Hi @jojo
Can you explain your use-case a little?
There is currently no way other than creating your own dataset, either from scratch, to build a new reference tree, or by pruning the existing reference tree. The Snakemake workflows for creating these datasets are available on GitHub - you can find links in the readme file of the dataset (it is also rendered on the dataset page in Nextclade Web).
As a simpler alternative, you could post-process Nextclade’s output files to your liking. But there’s always a danger that with manual interventions you create a picture of what you’d comfortable to see, not what there is in reality.
In the time being, what you can do is if you are browsing the resulting tree in Auspice viewer (embedded into Nextclade Web or standalone), then you can filter by “Node type: New”. This will hide the reference nodes and will only keep the branches and your samples, so that they are more visible. This is the default when navigating to the tree page in Nextclade Web.
Also, you can zoom-into a particular clade if you click on a branch.
Lastly, if you just need to know the clades of your samples (e.g. for medical diagnostics) you can open output tsv file in Excel and sort rows by clade column.
I only want a few representative sequences (one of each rsv clade)

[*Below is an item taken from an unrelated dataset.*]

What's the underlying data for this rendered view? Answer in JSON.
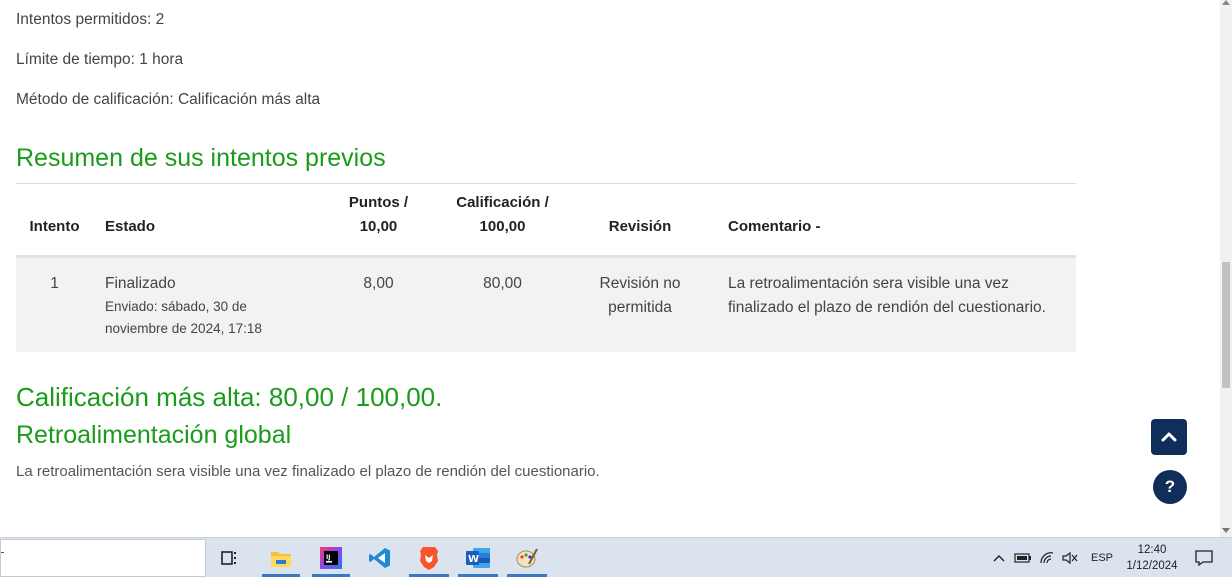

This might not be a fantastic idea - the sequences are inevitably a little fuzzy, both your input sequences and the sequences on the reference tree. So for accurate placement it makes sense to have some decent amount of diversity here and there to help resolving ambiguities. This is particularly important for low-quality and partial sequences (which happens very often in RSV sequencing) as well as in presence of contamination and recombination.
In fact, the trend seems to be the opposite - to increase tree sizes. For example, our colleagues in UCSC building Usher can work with SARS-CoV-2 trees with millions of samples. In Nextclade we limit number of reference samples for technical reasons, but we’d like to increase these limits in the future.